Sir Keir Starmer said the shortage of childcare places meant children were being left behind and parents were unable to build careers.

Labour leader Keir Starmer has set out plans to create 3,300 school-based nurseries
Labour leader Keir Starmer has set out plans to create 3,300 school-based nurseries (Stefan Rousseau/PA)

Labour has set out plans to turn primary school classrooms into 3,300 new nurseries to create an extra 100,000 childcare places.

Sir Keir Starmer said a shortage of childcare meant parents were being held back in their careers and children were “starting school already behind”.

Under Labour’s plan, empty or under-used classrooms in England’s primary schools could be converted to nurseries.

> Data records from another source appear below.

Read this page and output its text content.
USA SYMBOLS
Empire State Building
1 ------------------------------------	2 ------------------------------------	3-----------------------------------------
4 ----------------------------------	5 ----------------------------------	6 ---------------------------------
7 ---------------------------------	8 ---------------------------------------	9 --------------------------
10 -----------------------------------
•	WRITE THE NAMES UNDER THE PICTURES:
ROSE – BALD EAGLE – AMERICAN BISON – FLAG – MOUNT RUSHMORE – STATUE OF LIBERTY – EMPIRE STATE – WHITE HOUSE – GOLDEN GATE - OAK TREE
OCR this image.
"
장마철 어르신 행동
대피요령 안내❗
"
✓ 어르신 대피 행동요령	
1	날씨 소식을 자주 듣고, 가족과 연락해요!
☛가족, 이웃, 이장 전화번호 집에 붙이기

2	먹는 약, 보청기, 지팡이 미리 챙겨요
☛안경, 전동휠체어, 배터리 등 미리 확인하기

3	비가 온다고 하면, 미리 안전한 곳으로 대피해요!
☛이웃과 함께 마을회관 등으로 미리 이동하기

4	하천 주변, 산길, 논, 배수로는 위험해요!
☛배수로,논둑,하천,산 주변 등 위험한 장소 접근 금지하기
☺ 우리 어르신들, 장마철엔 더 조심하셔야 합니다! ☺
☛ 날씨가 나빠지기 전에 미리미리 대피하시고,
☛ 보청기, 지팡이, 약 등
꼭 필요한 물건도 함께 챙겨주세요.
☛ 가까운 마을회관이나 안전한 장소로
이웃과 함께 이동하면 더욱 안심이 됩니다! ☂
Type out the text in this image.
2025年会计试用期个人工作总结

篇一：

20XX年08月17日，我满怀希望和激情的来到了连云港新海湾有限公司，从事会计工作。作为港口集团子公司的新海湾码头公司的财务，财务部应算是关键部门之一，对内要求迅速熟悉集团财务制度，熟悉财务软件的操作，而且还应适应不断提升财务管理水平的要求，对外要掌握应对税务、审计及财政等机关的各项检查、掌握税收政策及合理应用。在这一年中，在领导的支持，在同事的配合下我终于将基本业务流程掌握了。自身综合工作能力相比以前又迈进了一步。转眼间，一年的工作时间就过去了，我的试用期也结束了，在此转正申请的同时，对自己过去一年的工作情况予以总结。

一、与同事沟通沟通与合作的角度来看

The spare capacity in schools has been caused by declining birth rates and under the plan some 3,334 classrooms would be converted at an average cost of £40,000.

The nurseries could be run by the schools themselves or local private or voluntary-sector providers.

Funding for the scheme would come from imposing VAT on private schools.

Labour said it would target its new school nursery places at areas of highest need, where parents are struggling to find childcare.

Sir Keir said: “Childcare is critical infrastructure.

“It’s vital for children’s opportunities, and essential for a stable economy.

“After 14 years of Conservative government, too many children are starting school already behind, and too many parents are being held back from fulfilling their career ambitions.

“This election is about change.

“Labour will roll up our sleeves and take the tough decisions needed to support parents’ progression, improve kids’ life chances and ultimately, drive growth.

“We will create the childcare places needed to turn the page, and rebuild Britain.”

Sarah Ronan, director of the Early Education and Childcare Coalition, said: “Labour’s commitment to increasing the number of places is the right one, however if you boost places you have to also boost staff numbers, so underpinning its plan for reform must be a new workforce strategy that will attract more people into the sector and see early years professionals receive the pay, conditions and respect they deserve.”

Paul Whiteman, general secretary of school leaders’ union NAHT, said: “There is certainly a clear logic in using free space in primary schools to expand nursery provision.

“It is positive to see that Labour have made clear that schools that wish to do this will be able to access the necessary funding.

“Having the right space is one part of the picture, and it will be equally important that there is a strong focus on attracting more people into the early years workforce.”

The Institute for Fiscal Studies’ associate director Christine Farquharson said: “By far the biggest choice Labour has made on childcare was the decision to sign up to the hugely ambitious expansion of funded childcare entitlements that the current Government has introduced.

“By contrast, the plans announced today to pay for the conversion of 3,300 primary school classrooms (going spare because of falling pupil numbers) may nudge the market in a different direction – but certainly won’t transform it.

“Targeting provision at childcare ‘deserts’ could help to expand access to childcare in under-served areas – but a sensible plan would take into account the likely local demand for childcare, not just the (lack of) supply.”